The weekend of Presidents day in February of this year, I was riding home from seeing my brother and his family in Colorado. My leg was killing me and when I got out of the car, I couldn't walk on it. Yep, that's right, more cancer and more radiation to my femur this time. I was able to stay in school this time so I would go to class, drive to Ogden to meet my mom, drive with her to Huntsman in Salt Lake, have radiation, ride back to Ogden, and drive back to Logan. I did that every day for 10 days but it was ok. I was so glad I could stay in school.

In the early morning hours of February 22, less than two weeks later, my back and chest started hurting severely and my feet went numb again. I called my mom and she drove to get me in the middle of the night. We spent the rest of the night at my house and then headed to Primary Children's Medical Center. By 2 o'clock in the afternoon, I was paralyzed from the chest down. We knew that meant tumor on my spine but we had to wait for an MRI machine to find out where it was. We found it at T-3,4& 5. I was back in surgery that evening to relieve the pressure to my spine. I went back into radiation to shrink the tumor in my back. This time we were really praying that I would get the use of my legs back. I spent 10 days, including my
22nd birthday, in the hospital hoping to walk again and amazingly, on day 10 I was able to walk (or ride) out of the hospital. I had physical therapy and occupational therapy to help me learn how to get around with a walker, crutches and wheelchair. Soon, I was walking with minimal help. Talk about relieved but once again, sad because I had to drop out of school for the third time.

I was pushing forward, trying to improve my strength, thinking that maybe I could at least go back and live the last month that I had paid for in my apartment in Logan. Two weeks after I got home, the headaches started again.
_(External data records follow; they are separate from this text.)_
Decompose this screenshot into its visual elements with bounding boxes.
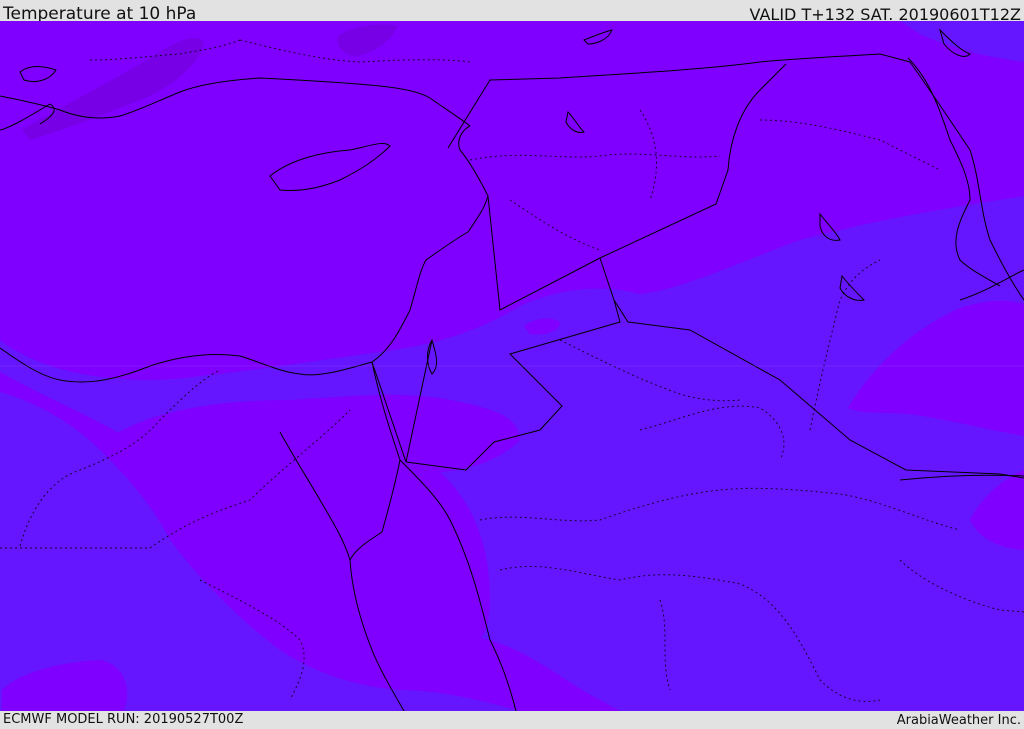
map-frame: Temperature at 10 hPa VALID T+132 SAT. 2… bbox=[0, 0, 1024, 729]
footer-bar: ECMWF MODEL RUN: 20190527T00Z ArabiaWeat… bbox=[0, 711, 1024, 729]
header-bar: Temperature at 10 hPa VALID T+132 SAT. 2… bbox=[0, 0, 1024, 24]
temperature-map[interactable] bbox=[0, 21, 1024, 711]
credit-label: ArabiaWeather Inc. bbox=[896, 713, 1021, 728]
model-run-label: ECMWF MODEL RUN: 20190527T00Z bbox=[3, 712, 244, 727]
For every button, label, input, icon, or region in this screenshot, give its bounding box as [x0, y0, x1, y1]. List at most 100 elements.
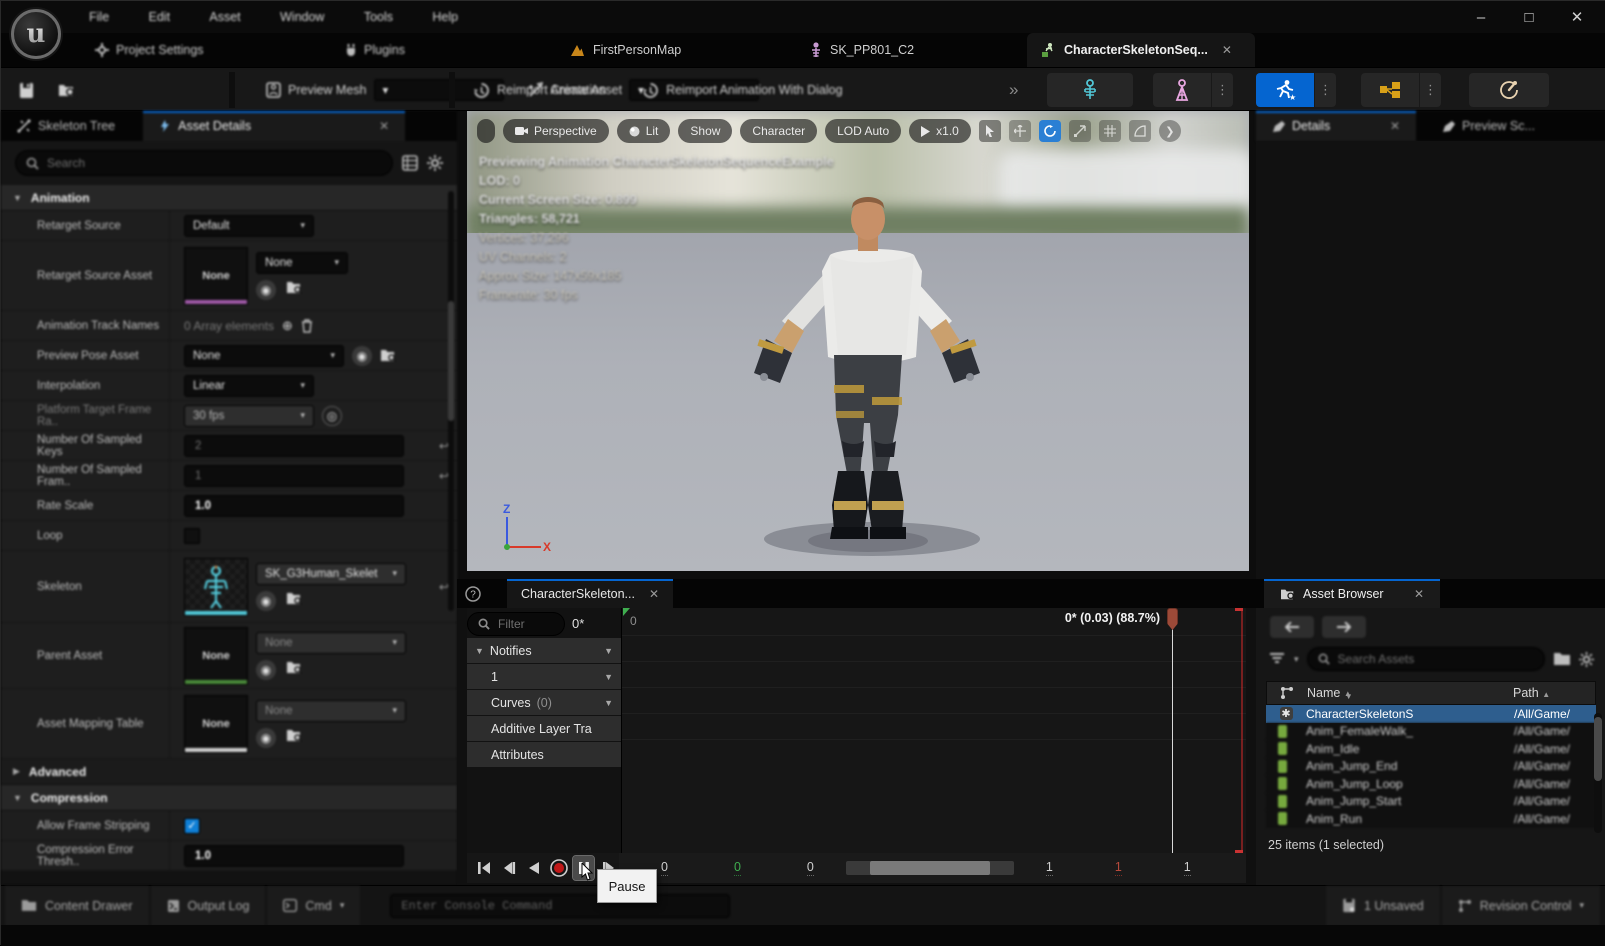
tab-asset-details[interactable]: Asset Details ✕	[143, 111, 405, 141]
gear-icon[interactable]	[1579, 652, 1594, 667]
tab-close-icon[interactable]: ✕	[1222, 43, 1232, 57]
tab-asset-browser[interactable]: Asset Browser ✕	[1264, 579, 1440, 608]
record-button[interactable]	[548, 856, 569, 880]
tab-close-icon[interactable]: ✕	[1414, 587, 1424, 601]
parent-asset-thumbnail[interactable]: None	[184, 627, 248, 685]
maximize-button[interactable]: □	[1512, 4, 1546, 30]
column-name[interactable]: Name ▲▼	[1307, 685, 1513, 701]
step-backward-button[interactable]	[498, 856, 519, 880]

Tests showed that the tumor was again growing in the same place in my skull. This time there was nothing to be done. I was told that I am terminal and that I should live my life the best that I can and enjoy the time I have left.

I struggle every day to make my legs do what I want them to. It's amazing how much my ability to run, jump and tumble was taken for granted. I just did it. Now, everyday takes effort. I am blessed. I have a family and friends who love me and bring happiness to my life every day. I have learned many lessons through this journey but the most important lesson is that family and friends are everything. That we should do everything to lift one another. Thanks to all of you who stand behind me.



And so I move forward! I wouldn't have chosen this journey but I have learned many things along the way and soon I will move on to a wonderful place where all the struggles of my body will be gone and I will once again be able to move and run and jump. My hair will be restored and I will not hurt any more. And once again, I will be victorious in my fight. I will be released from this mortal body and I will live again.